Semana passada estive por quase uma semana acompanhando a Bienal do Livro de São Paulo, um dos maiores eventos da área aqui na América Latina. Não sei se por bairrismo ou por outro motivo de ordem pessoal, ainda gosto mais da Bienal do Rio de Janeiro – caos por caos, prefiro o da minha cidade. Mas no geral são eventos muito parecidos, caracterizados, sobretudo, pelo volume imenso de público. E onde tem muita gente reunida existe coisa boa pra se ouvir. Se na semana passada falei do agradável papo que tive com outros passageiros de Uber, agora vale retratar uns pontos que pesquei lá dentro do pavilhão do Anhembi, ou a caminho de lá. Mas já alerto que são, em sua maioria, desimportâncias.

Ouço ecos da multidão de adolescentes que, não é de hoje, mas cada vez mais, ocupa esse tipo de evento. Há pouco mais de duas décadas, os adultos, assustados e alarmistas, diziam que a tal internet ia acabar com os livros, ainda mais com aqueles adolescentes (eu incluso) que não paravam de jogar videogames.

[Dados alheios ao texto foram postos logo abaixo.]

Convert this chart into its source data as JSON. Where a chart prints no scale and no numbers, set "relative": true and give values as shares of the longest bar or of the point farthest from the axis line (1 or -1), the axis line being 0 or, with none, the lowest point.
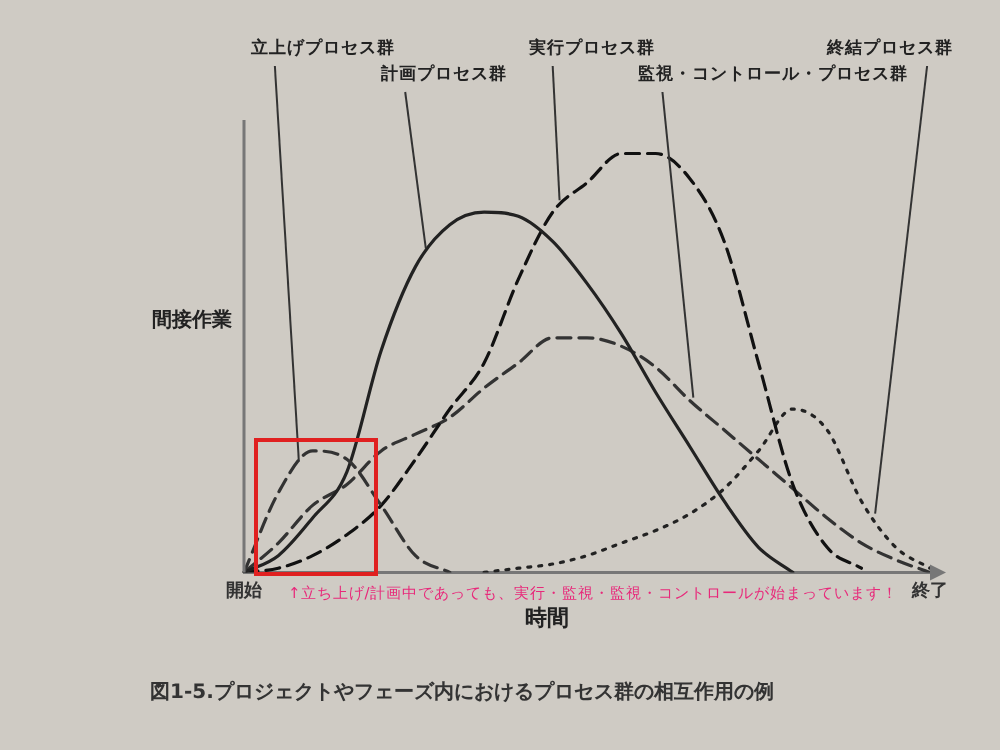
{
  "chart_data": {
    "type": "line",
    "relative": true,
    "ylabel": "間接作業",
    "xlabel": "時間",
    "annotations": [
      "↑立ち上げ/計画中であっても、実行・監視・監視・コントロールが始まっています！",
      "図1-5.プロジェクトやフェーズ内におけるプロセス群の相互作用の例"
    ],
    "categories": [
      "開始",
      null,
      null,
      null,
      null,
      null,
      null,
      null,
      null,
      null,
      null,
      null,
      null,
      null,
      null,
      null,
      null,
      null,
      null,
      null,
      "終了"
    ],
    "legend": false,
    "grid": false,
    "marker": "none",
    "series": [
      {
        "name": "立上げプロセス群",
        "color": "#333333",
        "line_style": "dashed",
        "values": [
          0,
          0.19,
          0.29,
          0.27,
          0.16,
          0.04,
          0,
          null,
          null,
          null,
          null,
          null,
          null,
          null,
          null,
          null,
          null,
          null,
          null,
          null,
          null
        ]
      },
      {
        "name": "計画プロセス群",
        "color": "#222222",
        "line_style": "solid",
        "values": [
          0,
          0.04,
          0.13,
          0.24,
          0.53,
          0.73,
          0.83,
          0.86,
          0.85,
          0.79,
          0.69,
          0.57,
          0.43,
          0.3,
          0.17,
          0.06,
          0,
          null,
          null,
          null,
          null
        ]
      },
      {
        "name": "実行プロセス群",
        "color": "#111111",
        "line_style": "dashed",
        "values": [
          0,
          0.01,
          0.04,
          0.09,
          0.16,
          0.27,
          0.39,
          0.5,
          0.7,
          0.86,
          0.93,
          1,
          1,
          0.94,
          0.79,
          0.5,
          0.21,
          0.06,
          0.01,
          null,
          null
        ]
      },
      {
        "name": "監視・コントロール・プロセス群",
        "color": "#333333",
        "line_style": "dashed",
        "values": [
          0,
          0.07,
          0.16,
          0.21,
          0.29,
          0.33,
          0.37,
          0.44,
          0.5,
          0.56,
          0.56,
          0.54,
          0.49,
          0.41,
          0.34,
          0.27,
          0.2,
          0.13,
          0.07,
          0.03,
          0
        ]
      },
      {
        "name": "終結プロセス群",
        "color": "#222222",
        "line_style": "dotted",
        "values": [
          null,
          null,
          null,
          null,
          null,
          null,
          null,
          0,
          0.01,
          0.02,
          0.04,
          0.07,
          0.1,
          0.14,
          0.2,
          0.29,
          0.39,
          0.34,
          0.17,
          0.06,
          0.01
        ]
      }
    ]
  }
}
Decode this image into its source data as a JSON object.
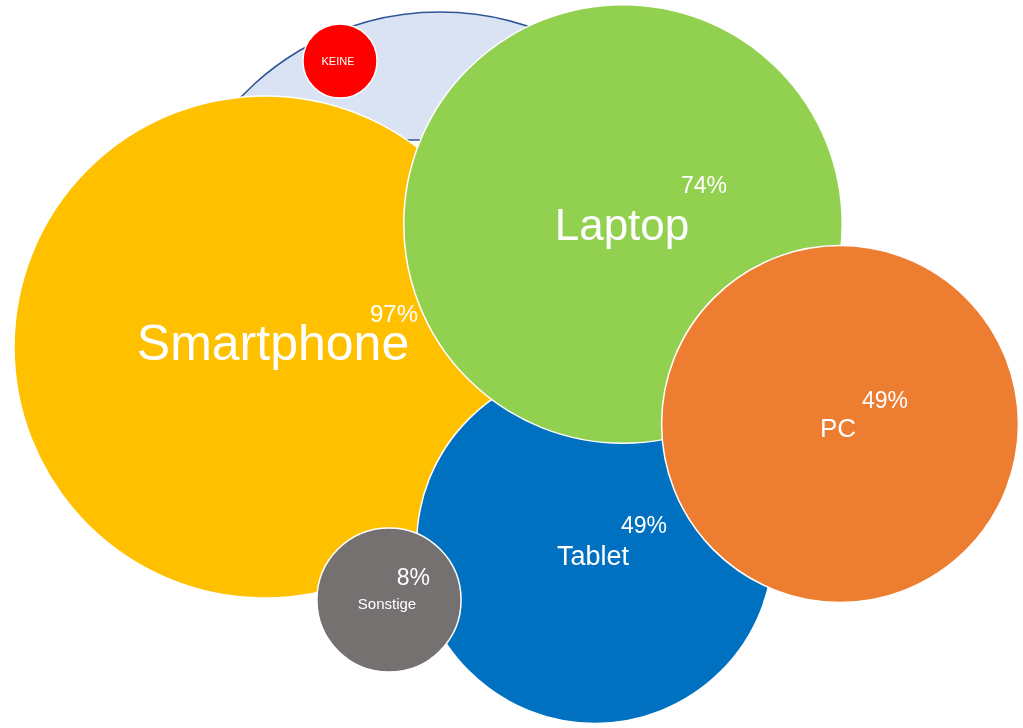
{
  "chart_data": {
    "type": "other",
    "categories": [
      "Smartphone",
      "Laptop",
      "PC",
      "Tablet",
      "Sonstige",
      "KEINE"
    ],
    "values": [
      97,
      74,
      49,
      49,
      8,
      null
    ],
    "value_labels": [
      "97%",
      "74%",
      "49%",
      "49%",
      "8%",
      null
    ],
    "colors": [
      "#ffc000",
      "#92d050",
      "#ed7d31",
      "#0070c0",
      "#767171",
      "#ff0000"
    ]
  }
}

Taí, coroas (eu incluso ou a caminho de), a molecada que nasceu de lá pra cá está lendo mais que as anteriores. Os adultos (eu incluso?) é que não têm mais tempo de ler, pois os raros tempos livres dessa vida corrida são ocupados pelas séries de Netflix e, claro, os videogames.

Mas também ouço ecos de grupos de adolescentes que evocavam grupos de outras escolas, e em uníssono milhares gritavam sua palavra de ordem: BIRLLL!

Ouço os ecos dos amigos paulistas que não consegui rever, seja fora do horário da Bienal num chope, seja lá dentro por eu não estar no momento, nesses desencontros tão comuns para uma metrópole como Sampa.

Ouço ecos dos que consegui encontrar, seja em contatos profissionais ou mesmo para atualizações sem compromisso de assuntos diversificados – vulto jogar conversa fora. Aliás, como se come e se bebe bem em São Paulo.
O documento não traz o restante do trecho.